L’expression cridar a foc se retrouve au vers 20 de notre poésie. Elle ne peut signifier que « crier au feu », mais qu’est-ce alors que « crier au feu pour sire Roger » ? Serait-ce simplement un cri d’encouragement ?
J’attire enfin l’attention sur un passage de Guilhem de Montanhagol (23) :
 
     Mas ar volon li ric fols cridadors,
     Don farion a cridar malamens
     E a blasmar ab crit de viltenensa.
 
M. Coulet traduit (p. 191) : « Mais de nos jours les grands n’aiment comme poètes que ceux qui crient follement : par là, ils mériteraient d’être blâmés & accompagnés de clameurs de mépris. » Ne ferait-on pas mieux, d’accord avec ce que nous avons vu plus haut, de traduire ainsi les premiers vers : « Mais, de nos jours, les grands désirent des crieurs qui louent sans réserve » ? Comparez les vers, qui suivent avec ceux cités plus haut :
 
E quar li fol lauzo ses entendensa
So qu’ilh mal fan, lur lauzars lui par bos ;
Mas fols laus catz quar no·l soste razos.
 
10. Meisso (dans R) peut être Mison (près de Sisteron).

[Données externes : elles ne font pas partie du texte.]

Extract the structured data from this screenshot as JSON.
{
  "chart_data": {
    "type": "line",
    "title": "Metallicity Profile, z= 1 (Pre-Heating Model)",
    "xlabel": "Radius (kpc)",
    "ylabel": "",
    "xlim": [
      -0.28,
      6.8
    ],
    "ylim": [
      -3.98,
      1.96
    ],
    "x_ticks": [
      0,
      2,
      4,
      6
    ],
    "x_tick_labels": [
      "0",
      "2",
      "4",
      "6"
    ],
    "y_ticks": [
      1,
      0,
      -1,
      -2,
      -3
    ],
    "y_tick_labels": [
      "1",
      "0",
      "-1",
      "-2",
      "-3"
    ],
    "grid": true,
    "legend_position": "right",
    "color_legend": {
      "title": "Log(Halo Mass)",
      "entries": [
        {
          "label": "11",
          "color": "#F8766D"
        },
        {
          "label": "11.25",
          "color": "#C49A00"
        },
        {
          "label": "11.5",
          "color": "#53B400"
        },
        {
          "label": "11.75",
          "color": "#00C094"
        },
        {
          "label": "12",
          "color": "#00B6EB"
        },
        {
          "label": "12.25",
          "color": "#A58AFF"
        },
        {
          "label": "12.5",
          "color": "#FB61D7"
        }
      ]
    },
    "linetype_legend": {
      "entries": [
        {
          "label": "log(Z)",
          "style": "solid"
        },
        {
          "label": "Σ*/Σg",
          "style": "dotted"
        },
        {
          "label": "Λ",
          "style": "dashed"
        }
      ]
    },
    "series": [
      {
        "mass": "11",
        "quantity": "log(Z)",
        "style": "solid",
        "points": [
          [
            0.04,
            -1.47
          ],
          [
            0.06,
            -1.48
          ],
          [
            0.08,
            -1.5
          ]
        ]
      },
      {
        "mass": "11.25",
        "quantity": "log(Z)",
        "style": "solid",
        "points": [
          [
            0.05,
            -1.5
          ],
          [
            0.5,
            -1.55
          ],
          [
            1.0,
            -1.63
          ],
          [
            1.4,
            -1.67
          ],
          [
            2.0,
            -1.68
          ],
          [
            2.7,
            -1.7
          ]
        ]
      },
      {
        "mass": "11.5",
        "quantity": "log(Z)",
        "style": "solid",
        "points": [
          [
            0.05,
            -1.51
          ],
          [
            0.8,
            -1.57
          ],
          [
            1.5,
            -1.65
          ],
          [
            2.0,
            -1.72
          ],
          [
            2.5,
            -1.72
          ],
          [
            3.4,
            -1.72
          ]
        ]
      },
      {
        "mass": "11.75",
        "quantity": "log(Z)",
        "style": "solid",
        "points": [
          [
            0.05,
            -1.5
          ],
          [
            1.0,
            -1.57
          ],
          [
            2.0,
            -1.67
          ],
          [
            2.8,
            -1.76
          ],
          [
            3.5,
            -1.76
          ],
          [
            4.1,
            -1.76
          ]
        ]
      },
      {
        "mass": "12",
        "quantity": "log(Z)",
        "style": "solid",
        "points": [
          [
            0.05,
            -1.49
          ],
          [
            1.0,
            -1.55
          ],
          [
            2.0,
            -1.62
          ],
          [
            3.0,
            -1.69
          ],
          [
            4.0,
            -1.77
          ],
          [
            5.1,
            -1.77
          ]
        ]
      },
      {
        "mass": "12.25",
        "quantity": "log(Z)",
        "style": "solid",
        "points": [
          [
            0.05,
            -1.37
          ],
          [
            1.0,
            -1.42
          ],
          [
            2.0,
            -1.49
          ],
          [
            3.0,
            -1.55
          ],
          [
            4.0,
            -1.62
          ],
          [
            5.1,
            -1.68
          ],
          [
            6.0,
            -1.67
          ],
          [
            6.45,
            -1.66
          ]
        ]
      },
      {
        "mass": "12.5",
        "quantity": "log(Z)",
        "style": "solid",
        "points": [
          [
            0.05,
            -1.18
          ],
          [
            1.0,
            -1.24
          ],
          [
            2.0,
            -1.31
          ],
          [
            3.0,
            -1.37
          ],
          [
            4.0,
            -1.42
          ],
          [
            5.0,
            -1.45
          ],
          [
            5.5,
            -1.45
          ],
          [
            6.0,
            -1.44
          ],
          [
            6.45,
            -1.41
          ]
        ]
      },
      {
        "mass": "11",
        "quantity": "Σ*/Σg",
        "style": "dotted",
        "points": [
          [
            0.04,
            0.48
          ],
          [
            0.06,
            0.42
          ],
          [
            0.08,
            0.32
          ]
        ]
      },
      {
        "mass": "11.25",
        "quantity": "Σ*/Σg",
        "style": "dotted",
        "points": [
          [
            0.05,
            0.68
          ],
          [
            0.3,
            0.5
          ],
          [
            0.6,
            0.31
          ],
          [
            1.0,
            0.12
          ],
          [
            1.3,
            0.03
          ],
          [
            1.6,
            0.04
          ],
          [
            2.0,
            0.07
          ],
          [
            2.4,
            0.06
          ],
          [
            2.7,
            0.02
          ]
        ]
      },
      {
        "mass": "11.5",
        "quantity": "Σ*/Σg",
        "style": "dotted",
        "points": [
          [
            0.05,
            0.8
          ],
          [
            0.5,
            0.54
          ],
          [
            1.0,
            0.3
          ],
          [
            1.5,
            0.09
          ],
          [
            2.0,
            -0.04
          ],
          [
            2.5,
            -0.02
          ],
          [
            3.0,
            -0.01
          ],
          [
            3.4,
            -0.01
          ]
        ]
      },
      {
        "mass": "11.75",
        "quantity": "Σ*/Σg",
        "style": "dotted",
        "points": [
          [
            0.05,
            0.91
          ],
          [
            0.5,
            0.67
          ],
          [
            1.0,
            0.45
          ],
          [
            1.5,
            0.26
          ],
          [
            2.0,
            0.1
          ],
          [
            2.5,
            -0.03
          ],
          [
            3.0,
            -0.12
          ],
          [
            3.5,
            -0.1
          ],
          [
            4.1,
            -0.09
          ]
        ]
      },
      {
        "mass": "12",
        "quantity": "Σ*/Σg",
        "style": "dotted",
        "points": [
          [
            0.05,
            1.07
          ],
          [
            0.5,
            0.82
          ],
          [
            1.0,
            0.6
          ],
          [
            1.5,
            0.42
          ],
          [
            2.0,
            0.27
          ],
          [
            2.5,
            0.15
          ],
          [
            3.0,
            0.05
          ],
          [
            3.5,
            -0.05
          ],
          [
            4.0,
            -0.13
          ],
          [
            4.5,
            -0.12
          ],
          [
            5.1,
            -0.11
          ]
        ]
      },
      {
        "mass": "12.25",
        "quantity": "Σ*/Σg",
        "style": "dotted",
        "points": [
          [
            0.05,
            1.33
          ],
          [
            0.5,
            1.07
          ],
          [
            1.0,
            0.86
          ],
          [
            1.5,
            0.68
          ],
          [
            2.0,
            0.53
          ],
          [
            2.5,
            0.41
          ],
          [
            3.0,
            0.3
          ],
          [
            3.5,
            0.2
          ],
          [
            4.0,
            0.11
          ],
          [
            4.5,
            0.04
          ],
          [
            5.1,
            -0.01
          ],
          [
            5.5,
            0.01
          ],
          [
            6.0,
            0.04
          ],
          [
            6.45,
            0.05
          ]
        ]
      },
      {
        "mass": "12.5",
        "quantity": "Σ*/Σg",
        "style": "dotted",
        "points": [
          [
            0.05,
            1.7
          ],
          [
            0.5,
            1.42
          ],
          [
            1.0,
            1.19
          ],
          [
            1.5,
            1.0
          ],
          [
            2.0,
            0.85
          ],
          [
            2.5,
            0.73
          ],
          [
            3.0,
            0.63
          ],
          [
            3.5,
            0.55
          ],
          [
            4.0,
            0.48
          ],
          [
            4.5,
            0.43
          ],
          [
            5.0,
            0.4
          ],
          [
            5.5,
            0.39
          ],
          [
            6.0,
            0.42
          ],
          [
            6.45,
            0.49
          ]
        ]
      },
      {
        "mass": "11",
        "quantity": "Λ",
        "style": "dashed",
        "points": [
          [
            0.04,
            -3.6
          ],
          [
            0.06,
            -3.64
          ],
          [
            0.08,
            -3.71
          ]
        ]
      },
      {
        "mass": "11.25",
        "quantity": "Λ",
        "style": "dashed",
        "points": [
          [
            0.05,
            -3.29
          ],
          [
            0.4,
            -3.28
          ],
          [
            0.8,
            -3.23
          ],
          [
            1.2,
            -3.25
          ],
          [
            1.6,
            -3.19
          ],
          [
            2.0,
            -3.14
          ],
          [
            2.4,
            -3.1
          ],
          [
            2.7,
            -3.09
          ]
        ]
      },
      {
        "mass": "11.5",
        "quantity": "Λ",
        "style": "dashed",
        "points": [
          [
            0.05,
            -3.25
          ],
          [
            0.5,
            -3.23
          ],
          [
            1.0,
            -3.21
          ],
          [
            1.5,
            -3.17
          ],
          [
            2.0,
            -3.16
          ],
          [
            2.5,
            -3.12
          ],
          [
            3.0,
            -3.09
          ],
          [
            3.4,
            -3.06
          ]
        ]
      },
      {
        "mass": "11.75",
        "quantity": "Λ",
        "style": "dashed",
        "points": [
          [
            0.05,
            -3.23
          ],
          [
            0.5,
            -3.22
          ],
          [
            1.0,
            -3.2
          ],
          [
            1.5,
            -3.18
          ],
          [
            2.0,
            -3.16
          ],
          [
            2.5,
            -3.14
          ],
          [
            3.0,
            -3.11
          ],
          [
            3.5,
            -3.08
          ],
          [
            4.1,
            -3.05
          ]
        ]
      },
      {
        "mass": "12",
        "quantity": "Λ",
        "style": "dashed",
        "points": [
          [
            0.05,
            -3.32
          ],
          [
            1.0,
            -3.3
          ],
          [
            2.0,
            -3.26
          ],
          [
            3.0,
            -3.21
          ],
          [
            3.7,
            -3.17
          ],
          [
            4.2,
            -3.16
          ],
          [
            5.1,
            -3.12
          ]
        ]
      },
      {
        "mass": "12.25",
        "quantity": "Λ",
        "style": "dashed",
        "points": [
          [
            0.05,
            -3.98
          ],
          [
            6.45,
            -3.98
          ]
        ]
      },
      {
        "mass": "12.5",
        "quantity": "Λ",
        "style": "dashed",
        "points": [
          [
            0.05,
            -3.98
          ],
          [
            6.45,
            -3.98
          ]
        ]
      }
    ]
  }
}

Raynouard lit Puymeisso, ou il voit, sans doute, Puimoisson, Basses-Alpes, arrondissement de Digne. Mais d’où tire-t-il cette leçon ?
 
11. Le duc de Torcho (dans R) ne saurait être correct. Je trouve un Raymond de Turcho parmi les témoins de Charles d’Anjou au traité qu’il a conclu avec Milan, en 1265 (24); mais le titre de « duc » est naturellement impossible. Je n’ose pas lire Torno : le changement serait plutôt arbitraire, mais on pourrait alors rapprocher le nom de Guigo de Tournon (25). Ce qui donnerait peut-être quelque consistance à cette conjecture, c’est que ce Guigues a été le « cavalier » d’Almuc de Castelnou, & que justement Castelnou figure dans l’énumération de Bertran (v. 16). Tournon est dans l’Ardèche.
 
12-13. On trouve combinés les noms de Miullon & de Corteso dans une autre poésie, la tenson de Faure & Falconet, au vers 33 & suivants (26) :
 
En Falconet, mas lo coc es cregutz,
Ge·l doblaray del senhor de cuy for
Say Foucalquier, don es coms abatutz,
E met’ieu·s il senhor de Cortezo
Ab son oncle en R. de Mealho.
 
M. Schultz (27) relève dans la pièce, Bartsch, nº 125 (28), le nom de Raimonet de Mévouillon. Raimbaut de Vaqueiras parle du don de Meolho (29).
M. Selbach (30) place notre sirventés avant 1218, parce que le seigneur de Courtheson serait Guillaume des Baux, qui est mort en cette année ; je ne sais pas sur quoi repose cette identification, qui ne saurait être juste.
Mévouillon est situé dans le département de la Drôme, au nord-est de Carpentras, & Courtheson, à l’ouest de cette ville & au sud d’Orange.
 
14. Selo (R), Salo (H), Il s’agit sans doute de Salon, forteresse située entre Avignon, Arles, Marseille & Aix (31).
 
15. Sur Lunel, voyez Coulet, Montanhagol, p. 25. Sobresen se rencontre encore, Bartsch, Denkmaeler, 110, 18, au sens de « intelligence supérieure ». Raynouard (V, p. 197) traduit « déraisonnement ».
 
16. Sur Castelnou, voyez Schultz, Die Provenz. Dichterinnen, p. 13.
 
29. M. Zenker (32) croit à l’existence d’une tenson réelle qu’auraient faite Bertran & son frère. Je suis plutôt de l’avis de M. Jeanroy (33), qui considère ici l’expression partimen comme une métaphore.
Sur le frère de Bertran, voyez le chapitre final.
 

 

Notes :

1. Raynouard, Choix, V, pp. 143 et 176. ()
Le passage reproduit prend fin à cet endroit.